Marco Pigossi namorou homem escondido durante oito anos e se afastou do pai

REPRODUÇÃO/INSTAGRAM

De camisa preta, Marco Pigossi olha para a frente e está com as duas mãos juntas

Marco Pigossi em foto de seu Instagram; ator abriu o jogo sobre aceitação de sua homossexualidade

REDAÇÃO

redacao@noticiasdatv.com

Publicado em 7/1/2022 - 18h48

Marco Pigossi, de 32 anos, afirmou que ser galã de novelas da Globo o obrigou a esconder sua sexualidade. Sem referências gays em casa, o ator sentiu medo, teve crise de pânico e tomou antidepressivos para lidar com essa crise existencial.

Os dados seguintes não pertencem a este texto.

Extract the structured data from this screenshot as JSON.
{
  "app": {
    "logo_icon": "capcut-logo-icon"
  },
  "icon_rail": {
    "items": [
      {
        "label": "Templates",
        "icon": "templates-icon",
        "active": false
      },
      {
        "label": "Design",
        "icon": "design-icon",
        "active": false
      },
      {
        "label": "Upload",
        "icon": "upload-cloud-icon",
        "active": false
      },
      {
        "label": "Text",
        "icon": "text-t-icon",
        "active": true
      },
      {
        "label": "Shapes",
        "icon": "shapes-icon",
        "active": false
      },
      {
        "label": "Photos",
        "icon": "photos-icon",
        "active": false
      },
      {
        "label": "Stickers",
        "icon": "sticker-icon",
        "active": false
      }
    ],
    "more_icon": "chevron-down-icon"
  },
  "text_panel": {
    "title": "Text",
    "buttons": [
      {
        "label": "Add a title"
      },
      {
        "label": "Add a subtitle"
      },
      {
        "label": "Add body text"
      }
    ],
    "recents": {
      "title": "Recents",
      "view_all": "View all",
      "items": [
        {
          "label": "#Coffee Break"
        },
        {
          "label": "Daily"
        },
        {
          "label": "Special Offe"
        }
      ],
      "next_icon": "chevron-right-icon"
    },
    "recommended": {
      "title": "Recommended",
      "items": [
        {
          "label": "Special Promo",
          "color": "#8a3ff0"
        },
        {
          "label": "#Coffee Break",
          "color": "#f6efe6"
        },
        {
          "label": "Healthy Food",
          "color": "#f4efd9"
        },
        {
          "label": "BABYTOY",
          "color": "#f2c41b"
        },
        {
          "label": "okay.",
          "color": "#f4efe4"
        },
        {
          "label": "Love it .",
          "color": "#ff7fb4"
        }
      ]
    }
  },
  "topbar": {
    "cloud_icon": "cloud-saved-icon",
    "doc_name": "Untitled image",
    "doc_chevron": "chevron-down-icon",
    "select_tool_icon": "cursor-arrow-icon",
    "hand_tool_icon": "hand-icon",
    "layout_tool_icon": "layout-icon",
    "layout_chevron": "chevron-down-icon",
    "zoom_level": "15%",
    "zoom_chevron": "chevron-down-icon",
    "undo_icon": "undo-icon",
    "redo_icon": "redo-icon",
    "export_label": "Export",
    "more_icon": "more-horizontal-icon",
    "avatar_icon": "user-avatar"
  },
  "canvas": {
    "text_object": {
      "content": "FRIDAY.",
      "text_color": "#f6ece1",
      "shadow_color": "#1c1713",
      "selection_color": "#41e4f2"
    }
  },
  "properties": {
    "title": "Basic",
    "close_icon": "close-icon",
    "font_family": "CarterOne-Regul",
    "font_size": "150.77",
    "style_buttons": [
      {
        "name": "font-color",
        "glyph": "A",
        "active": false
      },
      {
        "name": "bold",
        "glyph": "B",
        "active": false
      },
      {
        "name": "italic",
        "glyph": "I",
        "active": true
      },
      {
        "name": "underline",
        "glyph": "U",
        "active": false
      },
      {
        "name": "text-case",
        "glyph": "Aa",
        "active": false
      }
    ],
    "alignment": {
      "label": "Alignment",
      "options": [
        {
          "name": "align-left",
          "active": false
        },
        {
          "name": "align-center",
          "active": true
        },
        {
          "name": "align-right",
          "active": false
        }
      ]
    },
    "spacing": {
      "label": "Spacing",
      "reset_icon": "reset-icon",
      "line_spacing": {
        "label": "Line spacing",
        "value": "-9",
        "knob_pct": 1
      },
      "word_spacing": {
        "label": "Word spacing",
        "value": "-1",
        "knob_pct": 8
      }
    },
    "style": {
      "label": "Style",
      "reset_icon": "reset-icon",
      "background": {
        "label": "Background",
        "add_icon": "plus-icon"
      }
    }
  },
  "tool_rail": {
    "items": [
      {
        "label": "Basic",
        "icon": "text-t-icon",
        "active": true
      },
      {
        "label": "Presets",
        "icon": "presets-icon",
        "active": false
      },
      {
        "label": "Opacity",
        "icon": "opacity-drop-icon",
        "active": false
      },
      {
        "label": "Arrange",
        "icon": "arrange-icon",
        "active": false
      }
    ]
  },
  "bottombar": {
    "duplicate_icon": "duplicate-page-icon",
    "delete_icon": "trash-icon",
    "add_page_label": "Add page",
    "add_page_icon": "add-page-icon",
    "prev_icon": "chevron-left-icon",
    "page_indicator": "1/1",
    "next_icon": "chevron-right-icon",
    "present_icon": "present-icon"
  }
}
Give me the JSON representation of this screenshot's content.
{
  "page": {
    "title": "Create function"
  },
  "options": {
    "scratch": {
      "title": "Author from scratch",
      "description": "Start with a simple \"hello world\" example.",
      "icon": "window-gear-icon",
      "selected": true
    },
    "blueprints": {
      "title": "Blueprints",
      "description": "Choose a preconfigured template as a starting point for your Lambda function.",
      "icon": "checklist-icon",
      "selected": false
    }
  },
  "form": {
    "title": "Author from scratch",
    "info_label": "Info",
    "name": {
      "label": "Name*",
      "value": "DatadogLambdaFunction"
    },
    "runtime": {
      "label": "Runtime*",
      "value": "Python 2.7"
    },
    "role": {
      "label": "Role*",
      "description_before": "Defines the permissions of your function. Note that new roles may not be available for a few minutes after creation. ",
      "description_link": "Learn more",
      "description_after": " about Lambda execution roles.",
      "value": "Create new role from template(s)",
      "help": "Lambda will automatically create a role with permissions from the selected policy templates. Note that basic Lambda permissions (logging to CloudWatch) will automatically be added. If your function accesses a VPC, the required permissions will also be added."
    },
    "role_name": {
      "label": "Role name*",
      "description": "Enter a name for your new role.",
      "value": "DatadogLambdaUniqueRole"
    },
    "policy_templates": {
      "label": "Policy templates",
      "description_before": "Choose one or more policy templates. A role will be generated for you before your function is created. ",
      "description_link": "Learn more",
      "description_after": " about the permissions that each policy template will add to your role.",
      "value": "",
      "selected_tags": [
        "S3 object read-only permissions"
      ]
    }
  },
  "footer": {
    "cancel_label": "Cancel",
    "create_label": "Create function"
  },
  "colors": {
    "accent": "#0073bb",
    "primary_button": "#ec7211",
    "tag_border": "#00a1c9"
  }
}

Em depoimento à revista Piauí, cedido ao repórter João Batista Jr., ele contou ainda que viveu um romance escondido durante oito anos com um namorado e que, embora a família soubesse de sua orientação sexual, se afastou do pai por ele ter votado em Jair Bolsonaro. 

"Quando comecei a perceber minha orientação, achei --ou quis achar, na verdade-- que se tratava de algo passageiro. Não tinha referência alguma no meu convívio e, quando assistia à televisão, nada servia como alento. Nas novelas ou nos programas de humor, quase sempre os gays eram retratados de forma caricata, pejorativa. Então, me sentindo solitário e sem amparo, me restava torcer para que fosse apenas uma fase", disse o ator, ao recordar que nenhum gay frequentava a casa dos seus pais em São Paulo, pelo menos assumidamente.

Aos 15 anos, Pigossi disse que começou a estudar teatro como uma forma de fuga. "Podia ser qualquer coisa, inclusive o que de fato sou. Quando voltei da primeira aula, falei para minha mãe: 'Vou ser ator'."

Anos depois, após alguns personagens secundários na Globo, ele se destacou por sua atuação de Cássio, um gay afeminado que falava o bordão "fiquei rosa chiclete" em Caras & Bocas (2009). Com o sucesso, ele afirmou que não havia "nenhuma margem de chance" para se assumir. "Se fizesse isso, todas as portas se fechariam para mim de forma automática."

Sentia calafrio só de pensar que o público poderia desconfiar que a sexualidade do personagem e do ator era a mesma. Essa possibilidade me aterrorizava. Os fãs vinham falar comigo, repetindo o bordão 'rosa chiclete', e eu estendia a mão com firmeza, fazia uma voz forte, para espantar suspeitas. Era como se estivesse usando uma máscara de heterossexual. A alegria de fazer um personagem que caiu no gosto do público me trouxe aflição. Precisei de ajuda. Recorri à terapia durante a gravação da novela. Fazia análise três vezes por semana.

Pigossi afirmou que sua aparência heteronormativa funcionava como "uma defesa, uma forma de tentar me encaixar e parecer normal". "O tal privilégio do armário me ajudava a proteger minha carreira, a proteger a mim mesmo da hostilidade, da violência, tão comuns no trato das populações LGBTQIAP+ no Brasil."

A carreira de ator começou a deslanchar na televisão e, em pouco tempo, ele se tornou um dos galãs da Globo. Fez par romântico com Carolina Dieckmann, Paolla Oliveira e Isis Valverde, entre outras. Pigossi disse que, em determinado momento de sua carreira, se passava por um "heterossexual por pura e simples manifestação de medo".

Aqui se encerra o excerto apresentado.